MACBA presents "Teresa Lanceta. Knitting as open source"

MACBA presents "Teresa Lanceta. Knitting as open source"
bonart barcelona - 30/03/22

In co-production with the Valencian Institute of Modern Art (IVAM, Valencia), the MACBA shows Teresa Lanceta. Weaving as open source, curated by Núria Enguita and Laura Vallés Vílchez; and which can be visited from April 8 to September 11, 2022.

The exhibition traces the artist's career from the seventies to the present day, and includes a wide selection of tapestries, canvases, paintings, drawings, writings and videos that constitute the most comprehensive approach to his work that has been never done. The exhibition also explores Lanceta's interest in collaborative formats based on the dialogue he establishes with a series of accomplices, including artists Olga Diego, Pedro G. Romero and Xabier Salaberria; Commissioner Leire Vergara; the La Trinxera collective; the filmmaker Virginia García del Pino; and the artist and thinker Nicolas Malevé, who, together with the museum's educators and the students and teachers of IES Miquel Tarradell, have been developing the Els Oficis del Raval project for years.

"In the early 1960s Lanceta made the decision to weave as a means of artistic expression, forcing the boundaries of understanding what is or is not considered art. Her approach to weaving focuses on formal elements, in what the fabrics have of their original and own: their ligaments, materials, traditions and techniques, a way of doing without prior sketch in which image and background, object and language, support and image are built at the same time, without going backwards, assuming the mistakes ", comments Enguita.

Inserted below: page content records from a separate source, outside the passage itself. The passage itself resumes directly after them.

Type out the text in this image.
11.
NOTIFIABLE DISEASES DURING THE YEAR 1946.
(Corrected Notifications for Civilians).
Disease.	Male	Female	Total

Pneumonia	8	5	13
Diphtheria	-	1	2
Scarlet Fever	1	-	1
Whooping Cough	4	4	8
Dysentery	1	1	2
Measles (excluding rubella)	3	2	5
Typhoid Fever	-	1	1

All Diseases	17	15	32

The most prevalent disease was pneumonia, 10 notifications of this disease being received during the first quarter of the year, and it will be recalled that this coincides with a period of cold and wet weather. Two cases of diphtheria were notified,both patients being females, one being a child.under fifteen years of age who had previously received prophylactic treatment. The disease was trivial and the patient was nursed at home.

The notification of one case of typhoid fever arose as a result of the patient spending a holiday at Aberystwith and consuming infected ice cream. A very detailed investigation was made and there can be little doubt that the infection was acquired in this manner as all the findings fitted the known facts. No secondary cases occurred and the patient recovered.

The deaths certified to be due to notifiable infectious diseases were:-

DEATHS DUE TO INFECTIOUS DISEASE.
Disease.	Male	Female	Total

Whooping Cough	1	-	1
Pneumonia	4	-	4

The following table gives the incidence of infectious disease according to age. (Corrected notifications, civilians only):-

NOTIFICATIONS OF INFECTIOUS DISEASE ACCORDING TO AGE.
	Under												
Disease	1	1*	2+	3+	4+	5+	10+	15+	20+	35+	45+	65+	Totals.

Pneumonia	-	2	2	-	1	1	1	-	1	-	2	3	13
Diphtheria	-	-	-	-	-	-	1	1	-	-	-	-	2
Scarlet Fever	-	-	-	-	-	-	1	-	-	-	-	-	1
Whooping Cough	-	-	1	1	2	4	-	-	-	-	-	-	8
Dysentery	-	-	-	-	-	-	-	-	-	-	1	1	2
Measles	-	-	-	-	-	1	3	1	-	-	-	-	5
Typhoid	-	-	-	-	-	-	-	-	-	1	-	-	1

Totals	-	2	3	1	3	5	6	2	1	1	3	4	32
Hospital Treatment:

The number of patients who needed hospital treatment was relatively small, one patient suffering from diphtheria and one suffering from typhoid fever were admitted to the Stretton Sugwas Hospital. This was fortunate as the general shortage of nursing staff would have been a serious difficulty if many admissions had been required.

The act of weaving is for Teresa Lanceta (Barcelona, 1951) a critical activation of the imagination that goes beyond material limits. For her, weaving is formulated as an open code of rupture and repetition from which one can always read, transform and transmit knowledge that is complex and plural. A way of doing things without any prior sketch in which image and background, object and language, support and image are constructed at the same time, assuming the unforeseen, the mistakes and the successes. Accepting the unexpected is for Lanceta a way of learning a primordial and universal code that clearly manifests an internal law; a law that transcends physical, temporal, and cultural boundaries. This is a "technical" knowledge, a techno, which depends on a specific geographical, cultural and human context, either the Raval district of Barcelona - where Lanceta lived - or the Middle Atlas - which frequent annually for three decades. These are places where Lanceta is spurred on by her interest in women's work, through the non-verbal communication of stories and affections.